Major-General HEINTZELMAN,

Commanding, &c.:

The major-general commanding the Army of Virginia directs me to send you the inclosed communication, and to request that you put a regiment on a train of cars and send it down immediately to Manassas to ascertain what has occurred, repair the telegraph wires, and protect the railroad there, till further orders.

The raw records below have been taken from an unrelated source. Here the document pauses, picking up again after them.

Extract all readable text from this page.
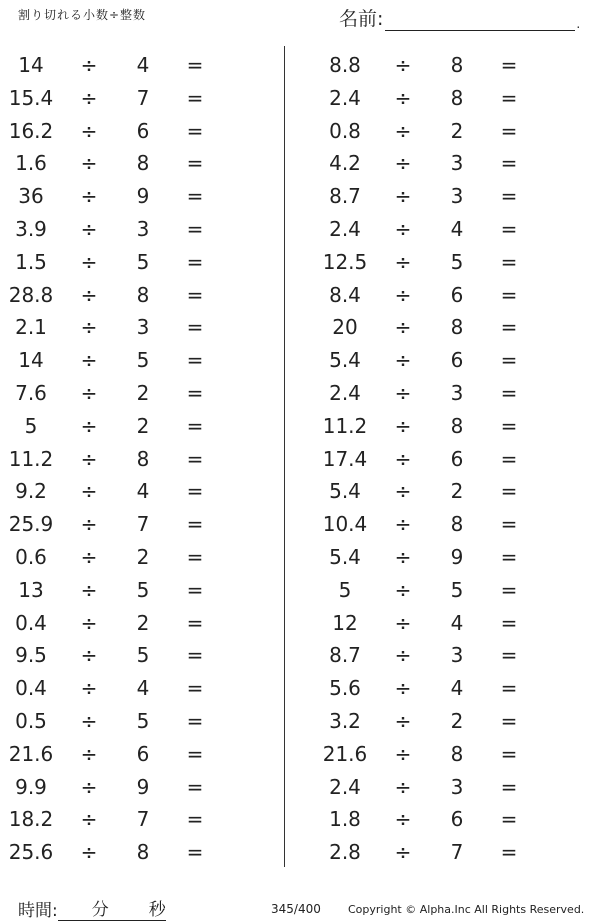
割り切れる小数÷整数	名前:	.
14	÷	4	=
15.4	÷	7	=
16.2	÷	6	=
1.6	÷	8	=
36	÷	9	=
3.9	÷	3	=
1.5	÷	5	=
28.8	÷	8	=
2.1	÷	3	=
14	÷	5	=
7.6	÷	2	=
5	÷	2	=
11.2	÷	8	=
9.2	÷	4	=
25.9	÷	7	=
0.6	÷	2	=
13	÷	5	=
0.4	÷	2	=
9.5	÷	5	=
0.4	÷	4	=
0.5	÷	5	=
21.6	÷	6	=
9.9	÷	9	=
18.2	÷	7	=
25.6	÷	8	=
8.8	÷	8	=
2.4	÷	8	=
0.8	÷	2	=
4.2	÷	3	=
8.7	÷	3	=
2.4	÷	4	=
12.5	÷	5	=
8.4	÷	6	=
20	÷	8	=
5.4	÷	6	=
2.4	÷	3	=
11.2	÷	8	=
17.4	÷	6	=
5.4	÷	2	=
10.4	÷	8	=
5.4	÷	9	=
5	÷	5	=
12	÷	4	=
8.7	÷	3	=
5.6	÷	4	=
3.2	÷	2	=
21.6	÷	8	=
2.4	÷	3	=
1.8	÷	6	=
2.8	÷	7	=
時間: 分 秒	345/400 Copyright © Alpha.Inc All Rights Reserved.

With great respect, general, your obedient servant,


Lieutenant-Colonel and Aide-de-Camp.

Numbers 53. HEADQUARTERS ARMY OF VIRGINIA, August 26, 1862-12 m.

General McDOWELL:

General Sigel reports the enemy's rear guard at Orleans to-night, with his main force encamped at White Plains. You will please ascertain very early in the morning whether this is so, and have the whole of your command in readiness to march. You had best ascertain it to-night if you possibly can. Our communications have been interrupted by the enemy's cavalry near Manassas. Whether his whole force, or the larger part of it, has gone around is a question which we must settle instantly, and no portion of his force must march opposite to us to-night without our knowing it. I telegraphed you and hour or two ago what dispositions I had made, supposing the advance through Thoroughfare to be a column of not more than 10,000 men. If his whole force, or the larger part of it, has gone, we must know it ar once.

The troops here have no artillery, and if the main forces of the enemy are still opposite to you you must send forward to Greenwich, to be there to-morrow evening, two batteries of artillery, or three if you can get them, to meet Kearny.

We must know at a very early hour in the morning, so as to determine our plans.





Warrenton Junction, August 27, 1862.

The following movement of troops will be made, viz:

Major-General McDowell, with his own and Sigel's corps and the division of Brigadier-General Reynolds, will pursue the turnpike from Warrenton to Gainesville, so as to reach Gainesville, if possible, to-night.

The army corps of General Heintzelman, with the detachment of the Ninth Corps, under Major-General Reno (General Reno leading), will take the road from Catlett's Station to Greenwich, so as to reach there to-night or early in the morning. Major-General Reno will immediately communicate with Major-General McDowell, and his command, as well as that of Major-General Heintzelman, will support Major-General McDowell in any operations against the enemy.